Kolhberg describes a similar process in his psychological theory of moral reasoning.iii The theory contains six stages of moral development founded on concerns with justice, and at each stage of development there is a greater ability to respond to moral dilemmas than at the previous stage. At the most developed stages five and six, one must step outside of the current system in order to think about solutions to moral dilemmas that are universal in nature. Also called the level of post-conventional morality, thinking at this level requires an ability and willingness to step back from society and its existing rules to consider the rights and values that it ought to uphold. Universal principles are defined in order to achieve justice for all humanity.
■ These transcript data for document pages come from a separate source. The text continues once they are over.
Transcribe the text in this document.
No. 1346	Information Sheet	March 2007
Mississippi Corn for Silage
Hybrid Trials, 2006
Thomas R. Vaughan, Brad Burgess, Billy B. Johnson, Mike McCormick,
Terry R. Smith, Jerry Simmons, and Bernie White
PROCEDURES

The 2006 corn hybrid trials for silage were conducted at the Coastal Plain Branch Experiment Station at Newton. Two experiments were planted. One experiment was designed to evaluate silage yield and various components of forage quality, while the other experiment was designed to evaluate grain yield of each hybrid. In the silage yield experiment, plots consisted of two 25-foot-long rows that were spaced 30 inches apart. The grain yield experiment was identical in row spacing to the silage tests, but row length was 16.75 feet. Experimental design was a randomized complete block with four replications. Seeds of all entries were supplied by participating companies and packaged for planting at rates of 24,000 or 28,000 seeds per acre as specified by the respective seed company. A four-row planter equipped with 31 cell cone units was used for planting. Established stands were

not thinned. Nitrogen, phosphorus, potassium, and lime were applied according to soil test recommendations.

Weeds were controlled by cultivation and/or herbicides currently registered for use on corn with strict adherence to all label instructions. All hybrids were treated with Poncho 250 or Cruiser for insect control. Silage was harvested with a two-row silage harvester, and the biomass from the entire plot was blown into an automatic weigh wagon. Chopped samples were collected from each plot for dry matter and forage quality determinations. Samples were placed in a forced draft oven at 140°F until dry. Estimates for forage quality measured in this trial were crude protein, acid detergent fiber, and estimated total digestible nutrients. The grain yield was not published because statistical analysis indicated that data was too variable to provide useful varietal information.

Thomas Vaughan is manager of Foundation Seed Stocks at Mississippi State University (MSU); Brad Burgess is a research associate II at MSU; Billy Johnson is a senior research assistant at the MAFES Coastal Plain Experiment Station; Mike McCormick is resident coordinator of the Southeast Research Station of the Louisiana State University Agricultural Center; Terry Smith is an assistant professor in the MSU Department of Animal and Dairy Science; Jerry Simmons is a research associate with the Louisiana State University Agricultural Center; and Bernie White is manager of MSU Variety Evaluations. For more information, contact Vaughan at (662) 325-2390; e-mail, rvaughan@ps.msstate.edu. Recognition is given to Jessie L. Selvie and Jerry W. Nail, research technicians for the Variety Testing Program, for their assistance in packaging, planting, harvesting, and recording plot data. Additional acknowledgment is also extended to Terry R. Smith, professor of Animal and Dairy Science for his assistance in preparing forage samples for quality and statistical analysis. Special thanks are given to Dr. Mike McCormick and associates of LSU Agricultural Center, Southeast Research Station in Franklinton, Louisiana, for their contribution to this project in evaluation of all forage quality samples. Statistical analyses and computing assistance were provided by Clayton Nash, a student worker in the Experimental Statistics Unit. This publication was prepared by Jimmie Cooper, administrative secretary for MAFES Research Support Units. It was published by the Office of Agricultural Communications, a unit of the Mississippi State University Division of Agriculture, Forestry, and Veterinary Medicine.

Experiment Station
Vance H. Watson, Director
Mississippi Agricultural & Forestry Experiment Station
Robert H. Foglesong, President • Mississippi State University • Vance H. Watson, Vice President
Economic growth is a cultural meme, and while it’s a pervasive meme that makes it hard to see our way clear, it’s not in our genes and can be changed. There are many other ways of being if we are willing to step outside of the system for a moment and think about solutions. The QI, as a node of the MAHB, is currently exploring ways to best challenge and change this meme. One idea calls for great thinkers, those not afraid of having big, unorthodox, and outside-the-system thoughts, to come together to market a new meme—one to replace our dominance over nature and denial of science-based limits in favour of a system that operates on shared, limited abundance, and universal empathy for others, other creatures, and the world we share.


Terri Martin is a Registered Professional Biologist in British Columbia whose pursuit of the root cause of biodiversity loss brought her to the Qualicum Institute. She currently serves as the Vice-President of the Qualicum Institute.


i) S. Harris. 2010. The Moral Landscape: How Science can Determine Human Values. New York Free Press.

ii) D.R. Hofstadter. 1979. Godel, Escher, Bach: An Eternal Golden Braid. A Metaphorical Fugue on Minds and Machines in the Spirit of Lewis Carroll. Penguin Books.